Did your research lead to a new interpretation?

Transcription

There are three basic interpretations of 1989. There is the economic interpretation-- the sort of systemic, economic-political nexus that just Communism fails to work. There’s the issue involving the pressure from Gorbachev as well as opening to the West and so on that are sort of related. And there’s the intellectual ideas aspect.

All three of those are accurate but they’re not sufficient. They’re not sufficient because they don’t help us understand the events themselves of 1989.

The way I would think of it is this: if we imagine a demonstration on the streets of Poland during the late winter and spring of 1989, for example, or later that year, the demonstrations in Hungary or then Prague and Bratislava and we think, okay, how and why are people on the streets.
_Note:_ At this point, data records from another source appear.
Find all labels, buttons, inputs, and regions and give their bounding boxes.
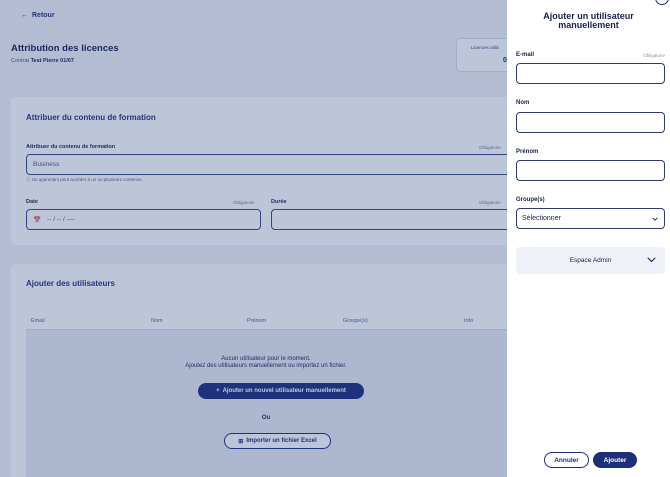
cancel-button[interactable]: Annuler <box>544 452 589 468</box>
email-label: E-mail <box>516 52 535 58</box>
email-required-label: Obligatoire <box>643 53 665 58</box>
chevron-down-icon <box>647 257 656 263</box>
chevron-down-icon <box>652 217 658 221</box>
admin-space-label: Espace Admin <box>569 257 612 264</box>
add-button[interactable]: Ajouter <box>593 452 637 468</box>
panel-title: Ajouter un utilisateur manuellement <box>543 11 634 30</box>
nom-input[interactable] <box>516 112 665 133</box>
groups-label: Groupe(s) <box>516 197 545 203</box>
groups-select-value: Sélectionner <box>522 215 561 222</box>
nom-label: Nom <box>516 100 530 106</box>
close-panel-button[interactable] <box>655 0 669 5</box>
add-user-panel: Ajouter un utilisateur manuellement E-ma… <box>507 0 670 477</box>
prenom-label: Prénom <box>516 149 539 155</box>
email-input[interactable] <box>516 63 665 84</box>
groups-select[interactable]: Sélectionner <box>516 208 665 229</box>
admin-space-accordion[interactable]: Espace Admin <box>516 247 665 274</box>
prenom-input[interactable] <box>516 160 665 181</box>
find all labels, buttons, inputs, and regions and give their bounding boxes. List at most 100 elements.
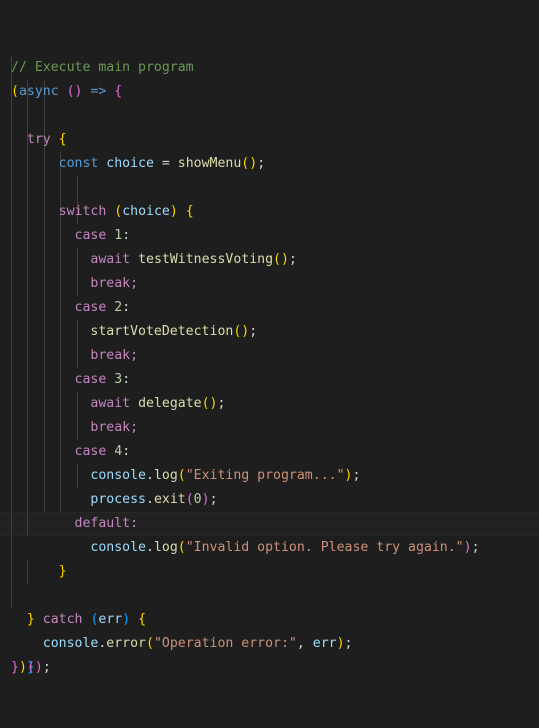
bracket-token: ( [177, 468, 186, 483]
indent-guides [0, 104, 539, 128]
code-line[interactable] [0, 104, 539, 128]
bracket-token: ( [114, 204, 123, 219]
semicolon: ; [217, 396, 226, 411]
keyword-token: default: [74, 516, 139, 531]
bracket-token: ) [463, 540, 472, 555]
bracket-token: ( [177, 540, 186, 555]
bracket-token: ( [146, 636, 154, 651]
bracket-token: ) [169, 204, 178, 219]
bracket-token: { [138, 612, 147, 627]
bracket-token: ( [185, 492, 194, 507]
function-token: testWitnessVoting [138, 252, 274, 267]
variable-token: process [90, 492, 146, 507]
string-token: "Operation error:" [153, 636, 297, 651]
keyword-token: case [74, 300, 107, 315]
semicolon: ; [352, 468, 361, 483]
keyword-token: await [90, 252, 131, 267]
colon: : [122, 444, 131, 459]
semicolon: ; [344, 636, 353, 651]
keyword-token: async [18, 84, 59, 99]
operator-token: = [153, 156, 178, 171]
keyword-token: catch [42, 612, 83, 627]
bracket-token: } [58, 564, 67, 579]
semicolon: ; [471, 540, 480, 555]
keyword-token: case [74, 228, 107, 243]
function-token: delegate [138, 396, 202, 411]
bracket-token: { [58, 132, 67, 147]
keyword-token: await [90, 396, 131, 411]
variable-token: err [312, 636, 337, 651]
function-token: exit [153, 492, 186, 507]
variable-token: choice [106, 156, 154, 171]
bracket-token: ) [34, 660, 43, 675]
colon: : [122, 300, 131, 315]
arrow-token: => [90, 84, 107, 99]
keyword-token: const [58, 156, 99, 171]
code-editor[interactable]: // Execute main program (async () => { t… [0, 0, 539, 675]
comment-token: // Execute main program [11, 60, 194, 75]
code-content[interactable]: // Execute main program (async () => { t… [0, 8, 539, 675]
function-token: log [153, 540, 178, 555]
string-token: "Exiting program..." [185, 468, 345, 483]
keyword-token: break; [90, 420, 139, 435]
bracket-token: } [11, 660, 19, 675]
semicolon: ; [42, 660, 51, 675]
string-token: "Invalid option. Please try again." [185, 540, 464, 555]
keyword-token: case [74, 372, 107, 387]
dot: . [145, 492, 154, 507]
number-token: 1 [114, 228, 123, 243]
variable-token: console [90, 468, 146, 483]
bracket-token: () [233, 324, 250, 339]
bracket-token: ) [122, 612, 131, 627]
function-token: showMenu [177, 156, 242, 171]
colon: : [122, 228, 131, 243]
bracket-token: ( [11, 84, 19, 99]
bracket-token: ) [201, 492, 210, 507]
number-token: 2 [114, 300, 123, 315]
bracket-token: ( [90, 612, 99, 627]
keyword-token: break; [90, 348, 139, 363]
bracket-token: { [185, 204, 194, 219]
comma: , [296, 636, 313, 651]
bracket-token: ( [26, 660, 35, 675]
bracket-token: () [201, 396, 218, 411]
bracket-token: () [273, 252, 289, 267]
function-token: log [153, 468, 178, 483]
bracket-token: () [66, 84, 83, 99]
variable-token: console [90, 540, 146, 555]
keyword-token: break; [90, 276, 139, 291]
code-line[interactable]: // Execute main program [0, 8, 539, 75]
semicolon: ; [209, 492, 218, 507]
bracket-token: () [241, 156, 258, 171]
semicolon: ; [249, 324, 258, 339]
function-token: error [106, 636, 146, 651]
bracket-token: ) [336, 636, 345, 651]
keyword-token: switch [58, 204, 107, 219]
keyword-token: try [26, 132, 51, 147]
variable-token: console [42, 636, 99, 651]
number-token: 0 [193, 492, 202, 507]
variable-token: err [98, 612, 123, 627]
bracket-token: ) [18, 660, 27, 675]
semicolon: ; [257, 156, 266, 171]
keyword-token: case [74, 444, 107, 459]
semicolon: ; [288, 252, 297, 267]
dot: . [145, 540, 154, 555]
number-token: 3 [114, 372, 123, 387]
function-token: startVoteDetection [90, 324, 234, 339]
dot: . [98, 636, 107, 651]
code-line[interactable]: (async () => { [0, 32, 539, 99]
bracket-token: { [114, 84, 123, 99]
number-token: 4 [114, 444, 123, 459]
colon: : [122, 372, 131, 387]
dot: . [145, 468, 154, 483]
variable-token: choice [122, 204, 170, 219]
Now, the problem with the economic explanation is that that’s a long-term thing and it simply does not make sense that people having endured for so many years the difficulties of living in the system, would one day say “that’s it, I’m going out on the street” and “I can’t take this anymore.” You might one day slam down the newspaper and say “I need to be involved someway and look for a movement” but you’re not going to, that day say, “all right, that’s it, I need to go to a demonstration.”

Intellectual ideas—most people were not aware that Havel or Michnik or Konrad were writing these essays. Most people hadn’t read them and it’s difficult to imagine how they would be so immediately influenced, right? We were talking about events that happened very quickly in 1989. They’re powerful ideas, but they’re not the ones that are going to get people out onto the streets.

As for the reform Communists or for that matter, the influence of western leaders, that’s just impossible to imagine that people would say, “Gorbachev is favorable towards change in Eastern Europe. I realize that now.” “If I go out onto the streets today, the U.S. or West Germany or whatever will come to my aid.” None of those make sense and if we want to understand how people get from accommodating to a Communist system to being willing to oppose it, we need something more immediate and concrete.

So none of those explanations get us there. They certainly could factor into people’s understanding, but they don’t get people onto the streets. And that’s where the younger generation, with these new types of social movements that are locally focused, concretely focused, are also based on an idea of kind of personal example. I stand up in order to show that it is possible and that I am not afraid to do so and that actually and this is also of course important if you have people who are brave like that and they stand up and they are shot, then that’s not an encouragement in any way. But if people stand up and it turns out that they get detained briefly or a couple of blows to the back but they stand up again. That is inspiring, and that path does get people out into the streets. This fourth explanation is the only one that gets us to the popular participation of 1989.